Hard-Left backbencher Andy McDonald was lambasted after he used the ‘between the river and the sea’ chant during a rally at the weekend.
He said: ‘We will not rest until we have justice, until all people – Israelis and Palestinians – between the river and the sea can live in peaceful liberty.’
Suella Braverman, the Home Secretary, has previously said the chant ‘from the river to the sea, Palestine must be free’ has become ‘a staple of anti-Semitic discourse’.
But Labour’s former shadow chancellor John McDonnell defended Mr McDonald’s language.
Sir Keir Starmer has come under pressure as Labour divisions over Gaza have deepened
Hard-Left backbencher Andy McDonald was lambasted after he used the ‘between the river and the sea’ chant at a pro-Palestinian rally over the weekend
Suella Braverman, the Home Secretary, has previously said that the chant ‘from the river to the sea, Palestine must be free’ has become ‘a staple of anti-Semitic discourse’

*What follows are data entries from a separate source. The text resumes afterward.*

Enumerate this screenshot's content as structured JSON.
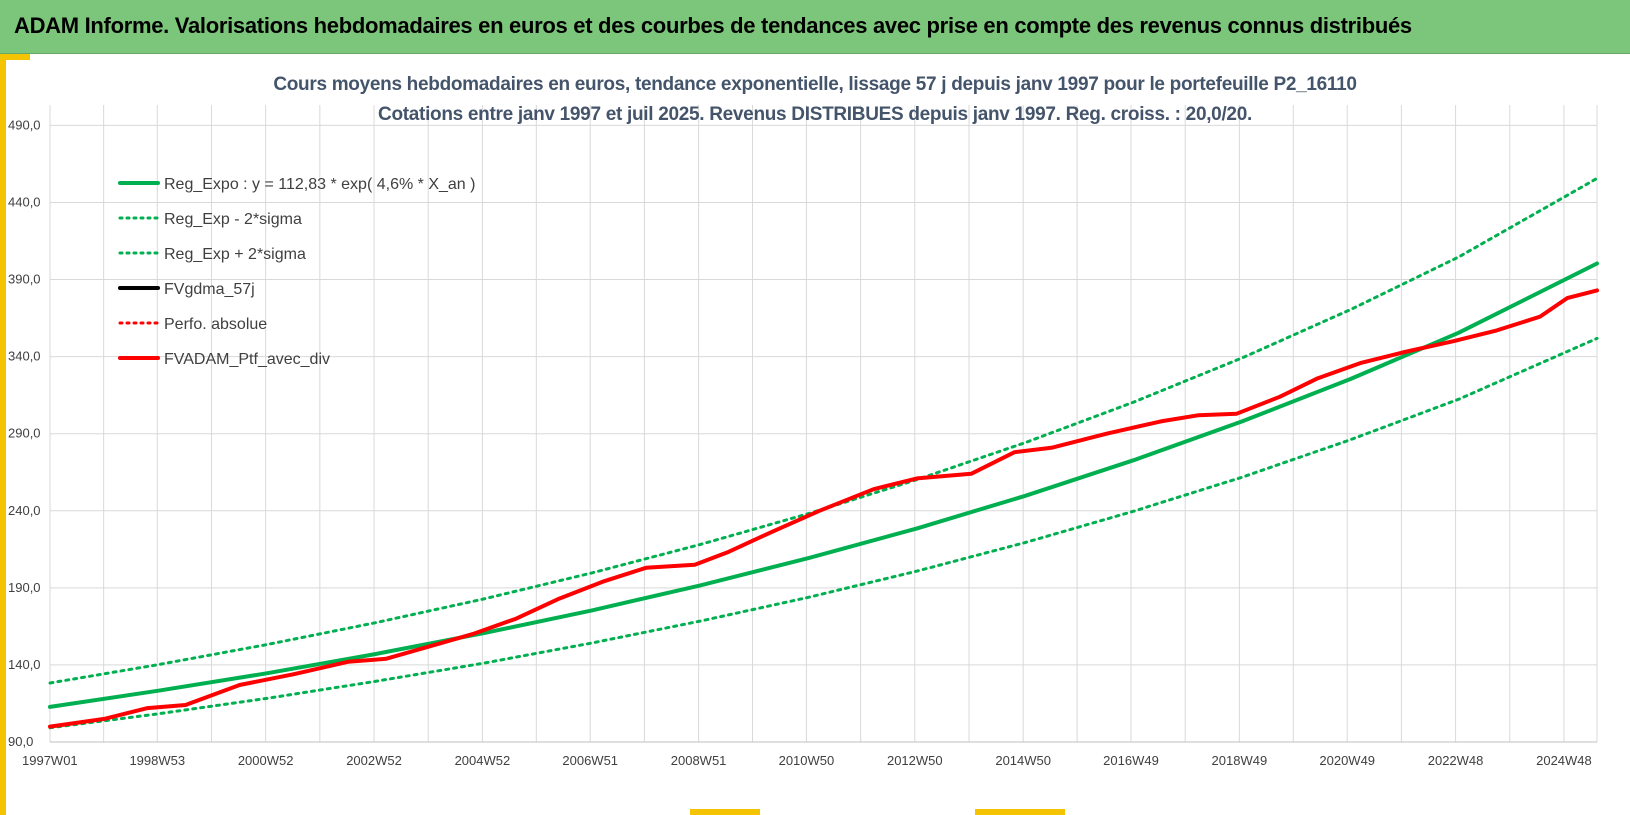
{
  "banner": {
    "title": "ADAM Informe. Valorisations hebdomadaires en euros et des courbes de tendances avec prise en compte des revenus connus distribués"
  },
  "colors": {
    "banner_bg": "#7bc67a",
    "accent": "#f5c400",
    "title_text": "#44546a",
    "reg_expo": "#00b050",
    "reg_band": "#00b050",
    "fvgdma": "#000000",
    "perfo": "#ff0000",
    "ptf": "#ff0000",
    "grid": "#d9d9d9"
  },
  "chart_data": {
    "type": "line",
    "title": "Cours moyens hebdomadaires  en euros, tendance exponentielle, lissage 57 j depuis janv 1997 pour le portefeuille P2_16110",
    "subtitle": "Cotations entre janv 1997 et juil 2025. Revenus DISTRIBUES depuis janv 1997. Reg. croiss. : 20,0/20.",
    "xlabel": "",
    "ylabel": "",
    "x_range_years": [
      1997.0,
      2025.55
    ],
    "ylim": [
      90,
      500
    ],
    "grid": true,
    "legend_position": "top-left",
    "x_ticks": [
      {
        "year": 1997.0,
        "label": "1997W01"
      },
      {
        "year": 1998.98,
        "label": "1998W53"
      },
      {
        "year": 2000.98,
        "label": "2000W52"
      },
      {
        "year": 2002.98,
        "label": "2002W52"
      },
      {
        "year": 2004.98,
        "label": "2004W52"
      },
      {
        "year": 2006.97,
        "label": "2006W51"
      },
      {
        "year": 2008.97,
        "label": "2008W51"
      },
      {
        "year": 2010.96,
        "label": "2010W50"
      },
      {
        "year": 2012.96,
        "label": "2012W50"
      },
      {
        "year": 2014.96,
        "label": "2014W50"
      },
      {
        "year": 2016.95,
        "label": "2016W49"
      },
      {
        "year": 2018.95,
        "label": "2018W49"
      },
      {
        "year": 2020.94,
        "label": "2020W49"
      },
      {
        "year": 2022.94,
        "label": "2022W48"
      },
      {
        "year": 2024.94,
        "label": "2024W48"
      }
    ],
    "y_ticks": [
      {
        "value": 90,
        "label": "90,0"
      },
      {
        "value": 140,
        "label": "140,0"
      },
      {
        "value": 190,
        "label": "190,0"
      },
      {
        "value": 240,
        "label": "240,0"
      },
      {
        "value": 290,
        "label": "290,0"
      },
      {
        "value": 340,
        "label": "340,0"
      },
      {
        "value": 390,
        "label": "390,0"
      },
      {
        "value": 440,
        "label": "440,0"
      },
      {
        "value": 490,
        "label": "490,0"
      }
    ],
    "series": [
      {
        "name": "Reg_Expo : y = 112,83 * exp( 4,6% *  X_an )",
        "style": "solid",
        "color": "#00b050",
        "width": 4,
        "x": [
          1997.0,
          1999.0,
          2001.0,
          2003.0,
          2005.0,
          2007.0,
          2009.0,
          2011.0,
          2013.0,
          2015.0,
          2017.0,
          2019.0,
          2021.0,
          2023.0,
          2025.55
        ],
        "y": [
          112.8,
          123.3,
          134.6,
          147.0,
          160.6,
          175.4,
          191.6,
          209.3,
          228.6,
          249.7,
          272.8,
          298.0,
          325.5,
          355.5,
          400.4
        ]
      },
      {
        "name": "Reg_Exp - 2*sigma",
        "style": "dotted",
        "color": "#00b050",
        "width": 3,
        "x": [
          1997.0,
          1999.0,
          2001.0,
          2003.0,
          2005.0,
          2007.0,
          2009.0,
          2011.0,
          2013.0,
          2015.0,
          2017.0,
          2019.0,
          2021.0,
          2023.0,
          2025.55
        ],
        "y": [
          99.2,
          108.3,
          118.3,
          129.3,
          141.1,
          154.2,
          168.4,
          183.9,
          200.9,
          219.4,
          239.7,
          261.8,
          286.1,
          312.4,
          351.8
        ]
      },
      {
        "name": "Reg_Exp + 2*sigma",
        "style": "dotted",
        "color": "#00b050",
        "width": 3,
        "x": [
          1997.0,
          1999.0,
          2001.0,
          2003.0,
          2005.0,
          2007.0,
          2009.0,
          2011.0,
          2013.0,
          2015.0,
          2017.0,
          2019.0,
          2021.0,
          2023.0,
          2025.55
        ],
        "y": [
          128.3,
          140.2,
          153.2,
          167.3,
          182.8,
          199.7,
          218.1,
          238.2,
          260.2,
          284.2,
          310.5,
          339.2,
          370.5,
          404.7,
          455.6
        ]
      },
      {
        "name": "FVgdma_57j",
        "style": "solid",
        "color": "#000000",
        "width": 3,
        "x": [
          1997.0,
          1998.0,
          1998.8,
          1999.5,
          2000.5,
          2001.5,
          2002.5,
          2003.2,
          2004.0,
          2004.8,
          2005.6,
          2006.4,
          2007.2,
          2008.0,
          2008.9,
          2009.5,
          2010.3,
          2011.2,
          2012.2,
          2013.0,
          2014.0,
          2014.8,
          2015.5,
          2016.5,
          2017.5,
          2018.2,
          2018.9,
          2019.7,
          2020.4,
          2021.2,
          2022.0,
          2022.9,
          2023.7,
          2024.5,
          2025.0,
          2025.55
        ],
        "y": [
          100,
          105,
          112,
          114,
          127,
          134,
          142,
          144,
          152,
          160,
          170,
          183,
          194,
          203,
          205,
          213,
          226,
          240,
          254,
          261,
          264,
          278,
          281,
          290,
          298,
          302,
          303,
          314,
          326,
          336,
          343,
          350,
          357,
          366,
          378,
          383
        ]
      },
      {
        "name": "Perfo. absolue",
        "style": "dotted",
        "color": "#ff0000",
        "width": 3,
        "x": [],
        "y": []
      },
      {
        "name": "FVADAM_Ptf_avec_div",
        "style": "solid",
        "color": "#ff0000",
        "width": 4,
        "x": [
          1997.0,
          1998.0,
          1998.8,
          1999.5,
          2000.5,
          2001.5,
          2002.5,
          2003.2,
          2004.0,
          2004.8,
          2005.6,
          2006.4,
          2007.2,
          2008.0,
          2008.9,
          2009.5,
          2010.3,
          2011.2,
          2012.2,
          2013.0,
          2014.0,
          2014.8,
          2015.5,
          2016.5,
          2017.5,
          2018.2,
          2018.9,
          2019.7,
          2020.4,
          2021.2,
          2022.0,
          2022.9,
          2023.7,
          2024.5,
          2025.0,
          2025.55
        ],
        "y": [
          100,
          105,
          112,
          114,
          127,
          134,
          142,
          144,
          152,
          160,
          170,
          183,
          194,
          203,
          205,
          213,
          226,
          240,
          254,
          261,
          264,
          278,
          281,
          290,
          298,
          302,
          303,
          314,
          326,
          336,
          343,
          350,
          357,
          366,
          378,
          383
        ]
      }
    ]
  }
}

He said claims it was anti-Semitic were a ‘complete misinterpretation’.
He told Times Radio: ‘When that phrase was generated, it was actually a phrase about how people can live together. But there has to be justice for the Palestinians in that settlement.’
Last night Tory MPs urged Sir Keir to respond to his MPs’ comments.
Conservative former Cabinet minister Simon Clarke said: ‘We all know the connotations of the phrase ‘between the river and the sea’.
‘Andy McDonald knows exactly what he is doing by saying ‘Israelis and Palestinians’. He’s tiptoeing up to the line, and daring Labour to respond. Keir Starmer should.’
And Tory MP Robert Largan accused Mr McDonnell of ‘deliberate trolling the Jewish community’.
‘He is openly daring Starmer to remove the Whip,’ he added.
A Conservative spokesman said: ‘Just a few weeks ago Sir Keir said Labour was no longer the party of protest.
‘This week his own front bench is in open rebellion, the man he once wanted to be Chancellor is calling for negotiations with Hamas, and one of his ex-Shadow Cabinet Ministers is accusing Israel of ‘ethnic cleansing’.
‘If Starmer can’t keep his own party in order, how can he be trusted to run the country?’
It has emerged that shadow justice secretary Shabana Mahmood is privately unhappy with the party’s position on Gaza
Figures including Sadiq Khan, Andy Burnham and Anas Sarwar have defying Sir Keir’s message and called for a ceasefire in Gaza
Peter Kyle, the shadow science secretary, suggested Labour would not sack shadow ministers rebelling over the party’s position on the issue
Labour has been tearing itself apart over its stance on the conflict, with leading figures including Sadiq Khan, Andy Burnham and Anas Sarwar defying Sir Keir’s message and called for a ceasefire.
Yesterday it emerged that shadow justice secretary Shabana Mahmood was privately unhappy with the party’s position – becoming the first member of the shadow cabinet to break ranks.
She is said to be calling for the killing of innocent civilians in Gaza to cease and has made her position clear internally.
And in a letter to her Birmingham Ladywood constituents, Ms Mahmood suggested Israel may be guilty of ‘collective punishment’ of civilians in Gaza, the Telegraph reported.
Local councillors across England have resigned from Labour to sit as independents amid the rift with the leadership’s position.
On Sunday, 35 councillors in the borough of Brent, north-west London, signed a statement pressing for an immediate ceasefire in Gaza.
Yesterday Peter Kyle, the shadow science secretary, suggested Labour would not sack shadow ministers rebelling over the party’s position on the Israel-Hamas conflict.
Mr Kyle told the BBC: ‘Well look, what we are going to do, I suspect, is continue engaging with them.’
Asked about the debate within Labour, he said: ‘I think the fact that we have a vigorous debate within our party, as we are doing as a country, and as we are doing actually as a globe right now, reflects a strength, because we have a leader that has channelled that and turned it into a policy that is in step with all of our international partners.’